Second, while Egypt’s weak currency should attract foreign tourists and investments, the operating environment remains challenging for both. Persistent concerns about terrorism and travel warnings have suppressed tourism revenue since the 2011 uprising, and there is little indication that the broader security environment will change to enable a significant influx of tourists anytime soon. Moreover, there are still significant bureaucratic hurdles to doing business in Egypt, as well as significant public-sector corruption, and the government’s prosecution of the chief auditor indicates that this is unlikely to improve in the near-term. To be sure, the early signs are positive: the official and black-market currency rates have converged, and foreign currency inflows have reached $1.5 billion. But stabilizing Egypt’s currency reserves and ensuring its ability to continue subsidizing food requires broader economic reform and security improvements – and it will be especially difficult to enact further economic reform so long as Egyptians are already coping with the pain of less wealth, higher fuel prices, and new consumption taxes.
For this reason, Egypt’s significant economic moves are unlikely to be coupled with political reforms.

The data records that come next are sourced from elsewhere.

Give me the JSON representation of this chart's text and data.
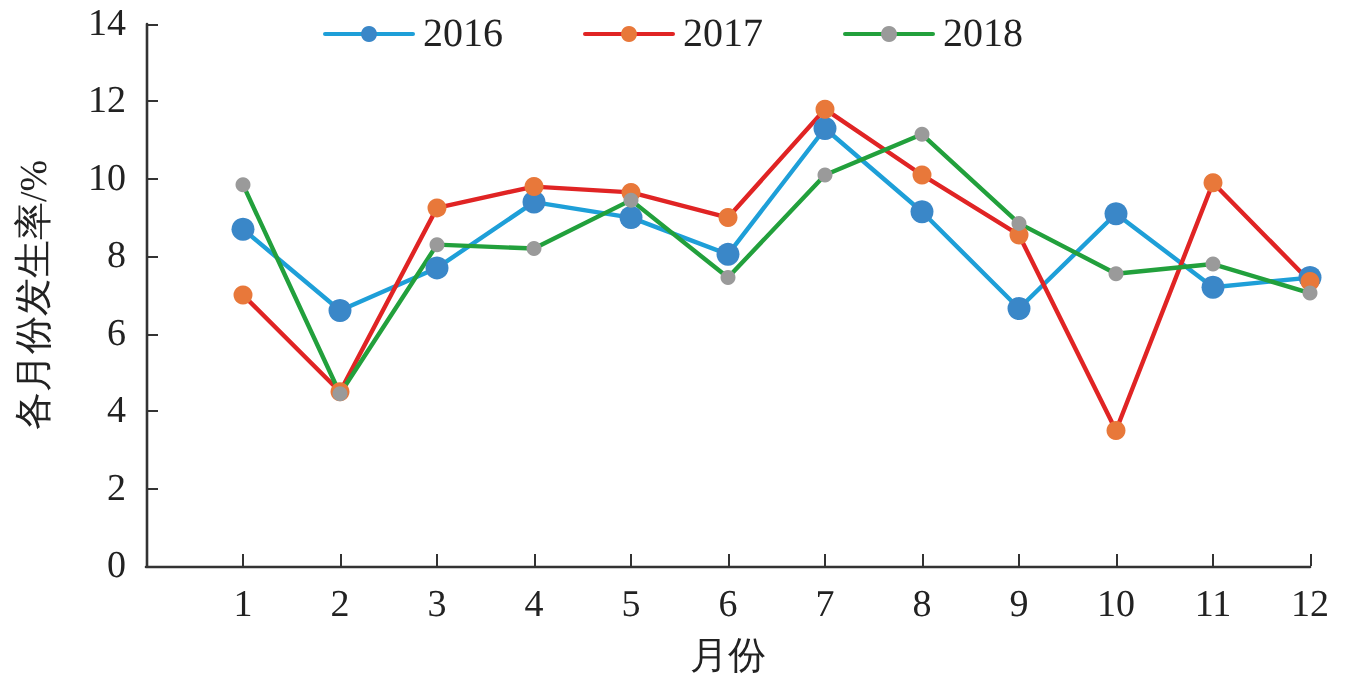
{
  "chart_data": {
    "type": "line",
    "xlabel": "月份",
    "ylabel": "各月份发生率/%",
    "x": [
      1,
      2,
      3,
      4,
      5,
      6,
      7,
      8,
      9,
      10,
      11,
      12
    ],
    "xlim": [
      0,
      12
    ],
    "xticks": [
      1,
      2,
      3,
      4,
      5,
      6,
      7,
      8,
      9,
      10,
      11,
      12
    ],
    "ylim": [
      0,
      14
    ],
    "yticks": [
      0,
      2,
      4,
      6,
      8,
      10,
      12,
      14
    ],
    "grid": false,
    "legend": "top",
    "marker": "circle",
    "line_style": "solid",
    "series": [
      {
        "name": "2016",
        "color": "#1e9fd8",
        "colors": [
          "#3a87c8",
          "#3a87c8",
          "#3a87c8",
          "#3a87c8",
          "#3a87c8",
          "#3a87c8",
          "#3a87c8",
          "#3a87c8",
          "#3a87c8",
          "#3a87c8",
          "#3a87c8",
          "#3a87c8"
        ],
        "values": [
          8.7,
          6.6,
          7.7,
          9.4,
          9.0,
          8.05,
          11.3,
          9.15,
          6.65,
          9.1,
          7.2,
          7.45
        ]
      },
      {
        "name": "2017",
        "color": "#e02424",
        "colors": [
          "#e8783a",
          "#e8783a",
          "#e8783a",
          "#e8783a",
          "#e8783a",
          "#e8783a",
          "#e8783a",
          "#e8783a",
          "#e8783a",
          "#e8783a",
          "#e8783a",
          "#e8783a"
        ],
        "values": [
          7.0,
          4.5,
          9.25,
          9.8,
          9.65,
          9.0,
          11.8,
          10.1,
          8.55,
          3.5,
          9.9,
          7.35
        ]
      },
      {
        "name": "2018",
        "color": "#22a03c",
        "colors": [
          "#9a9a9a",
          "#9a9a9a",
          "#9a9a9a",
          "#9a9a9a",
          "#9a9a9a",
          "#9a9a9a",
          "#9a9a9a",
          "#9a9a9a",
          "#9a9a9a",
          "#9a9a9a",
          "#9a9a9a",
          "#9a9a9a"
        ],
        "values": [
          9.85,
          4.45,
          8.3,
          8.2,
          9.45,
          7.45,
          10.1,
          11.15,
          8.85,
          7.55,
          7.8,
          7.05
        ]
      }
    ]
  }
}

If anything, the new law on nongovernmental organizations (NGOs), which seeks to establish direct government oversight over all NGOs and penalizes violators with prison sentences of one to five years, suggests that the political environment will only become more restrictive. As one Egyptian official noted, unrest is always possible. Even though the November 11 protests never materialized, he said, anti-government forces would likely call for demonstrations on January 25, which will be the sixth anniversary of Egypt’s 2011 “Arab Spring” uprising; or maybe on April 6th, which will be the ninth anniversary of the founding of the revolutionary April 6th Youth Movement; or maybe on June 30th, which will be the fourth anniversary of the uprising against Egypt’s first elected president, Muslim Brotherhood leader Mohamed Morsi; or maybe on August 14th, which will be the fourth anniversary of the government’s deadly crackdown on Brotherhood protest sites after Morsi’s ouster. “Every few months,” he said, “there’s a date.”